Plus ça change: Once again, the Oval+ temporarily puts the ‘park’ in the Ben Franklin Parkway

From the Pope’s visit and the NFL Draft, to lengthy construction projects and the rush of speeding traffic, it’s no surprise that the Benjamin Franklin Parkway can feel overwhelmed at times. Even when it isn’t thronged by concert goers or protest marchers, the Parkway often serves as a mere route for drivers and pedestrians to quickly traverse.

Such anxious conditions inspired the Oval when the summer pop-up first replaced a parking lot in Eakins Oval with a park five years ago. This year, the Fairmount Park Conservancy and the Department of Parks and Recreation have now expanded beloved temporary park — now called the Oval+ — beyond Eakins Oval, so that Philadelphians can claim more of the Parkway as their own. It’s an attempt to address the recommendation of “more park, less way” from a 2013 PennPraxis study of the Parkway.

In contrast to the Parkway’s frequent private events, “nothing is fenced off, and it’s very open and walkable,” said Erin Nardini of Fairmount Park Conservancy. “We want to create a destination for people to enjoy, a place to have fun and relax and play where maybe they thought they couldn’t.” The “plus” in the Oval+ manifests in larger ground coverage this year, customized physical structures as a means of passive programming, and a premise of “what’s your Parkway?”, designed to spark dialogue.

As in past years, the Oval+ will feature programming at Eakins Oval itself — including dance and fitness classes, DJ sets, movies, mini-golf, and quizzo — as well as a beer garden. Thanks to a partnership with the design firm PORT Urbanism, this year there will also be several new elements at the Oval. A translucent-walled maze inspired by patterns in nature will sit beneath the tree canopy. Three 24-foot tall, glowing installations will touch on one of three themes—nature; dialogue; and art, culture, and play—and will divide the space of the seven-acre Oval along those themes, together providing information about historic and hidden features in Fairmount Park. The installations celebrate what PORT’s Megan Born calls the “high-low mix” of culture on the Parkway — from the museums to the skate park and ball field — and offer opportunities for conversation and interaction through talks with artists and different activities through which people can document their thoughts.

“Through seeing the Parkway through these different lenses — through nature, through culture, through dialogue, through play — you start to realize there’s all these different lives playing out on the Parkway,” Born said. “It’s a really dynamic and diverse place.”

This year’s colorful ground mural encourages interaction too, as it’s a giant, chalkboard-paint map of the city on which people can leave their mark. Beyond Eakins Oval, two more installations can be found at Aviator Park and the newly-reopened Shakespeare Park, complete with programming that will activate those spaces and engage with the adjacent partner institutions, the Free Library and the Franklin Institute.

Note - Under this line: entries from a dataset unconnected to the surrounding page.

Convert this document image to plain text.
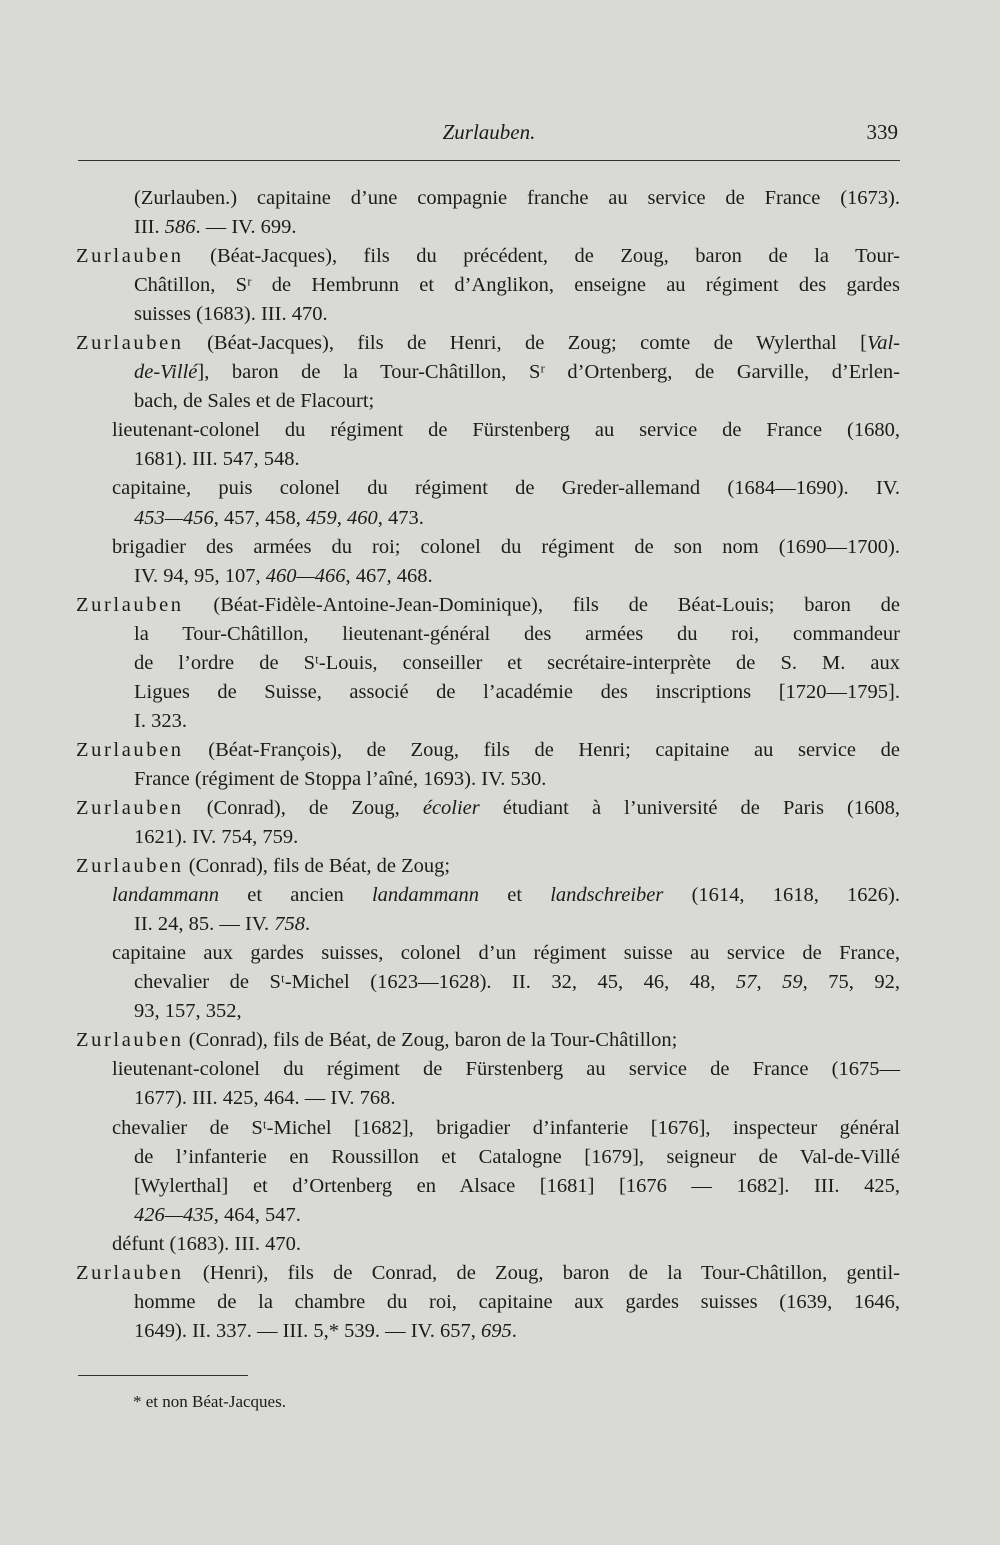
Zurlauben.	339
(Zurlauben.) capitaine d’une compagnie franche au service de France (1673).
III. 586. — IV. 699.
Zurlauben (Béat-Jacques), fils du précédent, de Zoug, baron de la Tour-
Châtillon, Sʳ de Hembrunn et d’Anglikon, enseigne au régiment des gardes
suisses (1683). III. 470.
Zurlauben (Béat-Jacques), fils de Henri, de Zoug; comte de Wylerthal [Val-
de-Villé], baron de la Tour-Châtillon, Sʳ d’Ortenberg, de Garville, d’Erlen-
bach, de Sales et de Flacourt;
lieutenant-colonel du régiment de Fürstenberg au service de France (1680,
1681). III. 547, 548.
capitaine, puis colonel du régiment de Greder-allemand (1684—1690). IV.
453—456, 457, 458, 459, 460, 473.
brigadier des armées du roi; colonel du régiment de son nom (1690—1700).
IV. 94, 95, 107, 460—466, 467, 468.
Zurlauben (Béat-Fidèle-Antoine-Jean-Dominique), fils de Béat-Louis; baron de
la Tour-Châtillon, lieutenant-général des armées du roi, commandeur
de l’ordre de Sᵗ-Louis, conseiller et secrétaire-interprète de S. M. aux
Ligues de Suisse, associé de l’académie des inscriptions [1720—1795].
I. 323.
Zurlauben (Béat-François), de Zoug, fils de Henri; capitaine au service de
France (régiment de Stoppa l’aîné, 1693). IV. 530.
Zurlauben (Conrad), de Zoug, écolier étudiant à l’université de Paris (1608,
1621). IV. 754, 759.
Zurlauben (Conrad), fils de Béat, de Zoug;
landammann et ancien landammann et landschreiber (1614, 1618, 1626).
II. 24, 85. — IV. 758.
capitaine aux gardes suisses, colonel d’un régiment suisse au service de France,
chevalier de Sᵗ-Michel (1623—1628). II. 32, 45, 46, 48, 57, 59, 75, 92,
93, 157, 352,
Zurlauben (Conrad), fils de Béat, de Zoug, baron de la Tour-Châtillon;
lieutenant-colonel du régiment de Fürstenberg au service de France (1675—
1677). III. 425, 464. — IV. 768.
chevalier de Sᵗ-Michel [1682], brigadier d’infanterie [1676], inspecteur général
de l’infanterie en Roussillon et Catalogne [1679], seigneur de Val-de-Villé
[Wylerthal] et d’Ortenberg en Alsace [1681] [1676 — 1682]. III. 425,
426—435, 464, 547.
défunt (1683). III. 470.
Zurlauben (Henri), fils de Conrad, de Zoug, baron de la Tour-Châtillon, gentil-
homme de la chambre du roi, capitaine aux gardes suisses (1639, 1646,
1649). II. 337. — III. 5,* 539. — IV. 657, 695.
* et non Béat-Jacques.
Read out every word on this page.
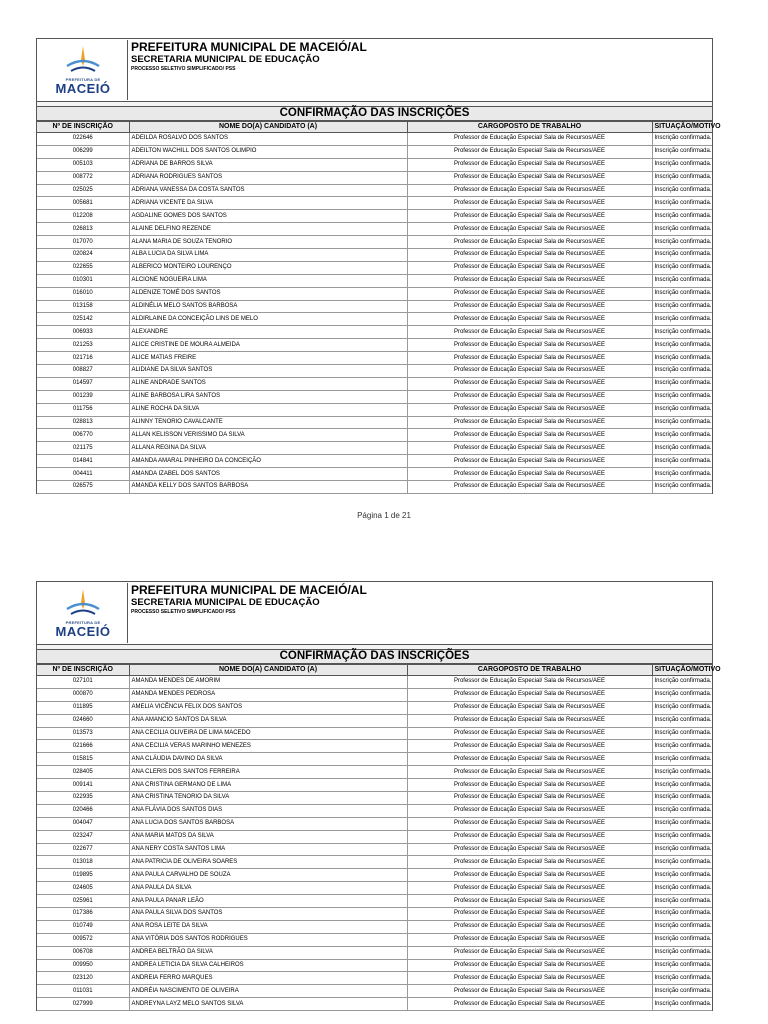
PREFEITURA DE
MACEIÓ
PREFEITURA MUNICIPAL DE MACEIÓ/AL
SECRETARIA MUNICIPAL DE EDUCAÇÃO
PROCESSO SELETIVO SIMPLIFICADO/ PSS
CONFIRMAÇÃO DAS INSCRIÇÕES
Nº DE INSCRIÇÃO	NOME DO(A) CANDIDATO (A)	CARGOPOSTO DE TRABALHO	SITUAÇÃO/MOTIVO
022646	ADEILDA ROSALVO DOS SANTOS	Professor de Educação Especial/ Sala de Recursos/AEE	Inscrição confirmada.
006299	ADEILTON WACHILL DOS SANTOS OLIMPIO	Professor de Educação Especial/ Sala de Recursos/AEE	Inscrição confirmada.
005103	ADRIANA DE BARROS SILVA	Professor de Educação Especial/ Sala de Recursos/AEE	Inscrição confirmada.
008772	ADRIANA RODRIGUES SANTOS	Professor de Educação Especial/ Sala de Recursos/AEE	Inscrição confirmada.
025025	ADRIANA VANESSA DA COSTA SANTOS	Professor de Educação Especial/ Sala de Recursos/AEE	Inscrição confirmada.
005681	ADRIANA VICENTE DA SILVA	Professor de Educação Especial/ Sala de Recursos/AEE	Inscrição confirmada.
012208	AGDALINE GOMES DOS SANTOS	Professor de Educação Especial/ Sala de Recursos/AEE	Inscrição confirmada.
026813	ALAINE DELFINO REZENDE	Professor de Educação Especial/ Sala de Recursos/AEE	Inscrição confirmada.
017070	ALANA MARIA DE SOUZA TENORIO	Professor de Educação Especial/ Sala de Recursos/AEE	Inscrição confirmada.
020824	ALBA LUCIA DA SILVA LIMA	Professor de Educação Especial/ Sala de Recursos/AEE	Inscrição confirmada.
022655	ALBERICO MONTEIRO LOURENÇO	Professor de Educação Especial/ Sala de Recursos/AEE	Inscrição confirmada.
010301	ALCIONE NOGUEIRA LIMA	Professor de Educação Especial/ Sala de Recursos/AEE	Inscrição confirmada.
016010	ALDENIZE TOMÉ DOS SANTOS	Professor de Educação Especial/ Sala de Recursos/AEE	Inscrição confirmada.
013158	ALDINÉLIA MELO SANTOS BARBOSA	Professor de Educação Especial/ Sala de Recursos/AEE	Inscrição confirmada.
025142	ALDIRLAINE DA CONCEIÇÃO LINS DE MELO	Professor de Educação Especial/ Sala de Recursos/AEE	Inscrição confirmada.
006933	ALEXANDRE	Professor de Educação Especial/ Sala de Recursos/AEE	Inscrição confirmada.
021253	ALICE CRISTINE DE MOURA ALMEIDA	Professor de Educação Especial/ Sala de Recursos/AEE	Inscrição confirmada.
021716	ALICE MATIAS FREIRE	Professor de Educação Especial/ Sala de Recursos/AEE	Inscrição confirmada.
008827	ALIDIANE DA SILVA SANTOS	Professor de Educação Especial/ Sala de Recursos/AEE	Inscrição confirmada.
014597	ALINE ANDRADE SANTOS	Professor de Educação Especial/ Sala de Recursos/AEE	Inscrição confirmada.
001239	ALINE BARBOSA LIRA SANTOS	Professor de Educação Especial/ Sala de Recursos/AEE	Inscrição confirmada.
011756	ALINE ROCHA DA SILVA	Professor de Educação Especial/ Sala de Recursos/AEE	Inscrição confirmada.
028813	ALINNY TENORIO CAVALCANTE	Professor de Educação Especial/ Sala de Recursos/AEE	Inscrição confirmada.
006770	ALLAN KELISSON VERISSIMO DA SILVA	Professor de Educação Especial/ Sala de Recursos/AEE	Inscrição confirmada.
021175	ALLANA REGINA DA SILVA	Professor de Educação Especial/ Sala de Recursos/AEE	Inscrição confirmada.
014841	AMANDA AMARAL PINHEIRO DA CONCEIÇÃO	Professor de Educação Especial/ Sala de Recursos/AEE	Inscrição confirmada.
004411	AMANDA IZABEL DOS SANTOS	Professor de Educação Especial/ Sala de Recursos/AEE	Inscrição confirmada.
026575	AMANDA KELLY DOS SANTOS BARBOSA	Professor de Educação Especial/ Sala de Recursos/AEE	Inscrição confirmada.
Página 1 de 21
PREFEITURA DE
MACEIÓ
PREFEITURA MUNICIPAL DE MACEIÓ/AL
SECRETARIA MUNICIPAL DE EDUCAÇÃO
PROCESSO SELETIVO SIMPLIFICADO/ PSS
CONFIRMAÇÃO DAS INSCRIÇÕES
Nº DE INSCRIÇÃO	NOME DO(A) CANDIDATO (A)	CARGOPOSTO DE TRABALHO	SITUAÇÃO/MOTIVO
027101	AMANDA MENDES DE AMORIM	Professor de Educação Especial/ Sala de Recursos/AEE	Inscrição confirmada.
000870	AMANDA MENDES PEDROSA	Professor de Educação Especial/ Sala de Recursos/AEE	Inscrição confirmada.
011895	AMELIA VICÊNCIA FELIX DOS SANTOS	Professor de Educação Especial/ Sala de Recursos/AEE	Inscrição confirmada.
024660	ANA AMANCIO SANTOS DA SILVA	Professor de Educação Especial/ Sala de Recursos/AEE	Inscrição confirmada.
013573	ANA CECILIA OLIVEIRA DE LIMA MACEDO	Professor de Educação Especial/ Sala de Recursos/AEE	Inscrição confirmada.
021666	ANA CECILIA VERAS MARINHO MENEZES	Professor de Educação Especial/ Sala de Recursos/AEE	Inscrição confirmada.
015815	ANA CLÁUDIA DAVINO DA SILVA	Professor de Educação Especial/ Sala de Recursos/AEE	Inscrição confirmada.
028405	ANA CLERIS DOS SANTOS FERREIRA	Professor de Educação Especial/ Sala de Recursos/AEE	Inscrição confirmada.
009141	ANA CRISTINA GERMANO DE LIMA	Professor de Educação Especial/ Sala de Recursos/AEE	Inscrição confirmada.
022935	ANA CRISTINA TENORIO DA SILVA	Professor de Educação Especial/ Sala de Recursos/AEE	Inscrição confirmada.
020466	ANA FLÁVIA DOS SANTOS DIAS	Professor de Educação Especial/ Sala de Recursos/AEE	Inscrição confirmada.
004047	ANA LUCIA DOS SANTOS BARBOSA	Professor de Educação Especial/ Sala de Recursos/AEE	Inscrição confirmada.
023247	ANA MARIA MATOS DA SILVA	Professor de Educação Especial/ Sala de Recursos/AEE	Inscrição confirmada.
022677	ANA NERY COSTA SANTOS LIMA	Professor de Educação Especial/ Sala de Recursos/AEE	Inscrição confirmada.
013018	ANA PATRICIA DE OLIVEIRA SOARES	Professor de Educação Especial/ Sala de Recursos/AEE	Inscrição confirmada.
019895	ANA PAULA CARVALHO DE SOUZA	Professor de Educação Especial/ Sala de Recursos/AEE	Inscrição confirmada.
024605	ANA PAULA DA SILVA	Professor de Educação Especial/ Sala de Recursos/AEE	Inscrição confirmada.
025961	ANA PAULA PANAR LEÃO	Professor de Educação Especial/ Sala de Recursos/AEE	Inscrição confirmada.
017386	ANA PAULA SILVA DOS SANTOS	Professor de Educação Especial/ Sala de Recursos/AEE	Inscrição confirmada.
010749	ANA ROSA LEITE DA SILVA	Professor de Educação Especial/ Sala de Recursos/AEE	Inscrição confirmada.
009572	ANA VITÓRIA DOS SANTOS RODRIGUES	Professor de Educação Especial/ Sala de Recursos/AEE	Inscrição confirmada.
006708	ANDREA BELTRÃO DA SILVA	Professor de Educação Especial/ Sala de Recursos/AEE	Inscrição confirmada.
009950	ANDREA LETICIA DA SILVA CALHEIROS	Professor de Educação Especial/ Sala de Recursos/AEE	Inscrição confirmada.
023120	ANDREIA FERRO MARQUES	Professor de Educação Especial/ Sala de Recursos/AEE	Inscrição confirmada.
011031	ANDRÉIA NASCIMENTO DE OLIVEIRA	Professor de Educação Especial/ Sala de Recursos/AEE	Inscrição confirmada.
027999	ANDREYNA LAYZ MELO SANTOS SILVA	Professor de Educação Especial/ Sala de Recursos/AEE	Inscrição confirmada.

While the Oval has been the city’s fleeting attempt to emphasize the Parkway as a gateway to Fairmount Park, this year’s iteration focuses on the Parkway as part of Fairmount Park, with the potential for it to be a community space.

“Everybody’s going to have a slightly different point of view,” about the Parkway, said Christopher Marcinkoski, a partner at PORT. “The challenge there is also the promise of great public space, one that can accommodate all those different desires and needs. How do you accommodate different populations in a way that is appealing for all of them?”

The Oval+ will open July 20 and run through August 20.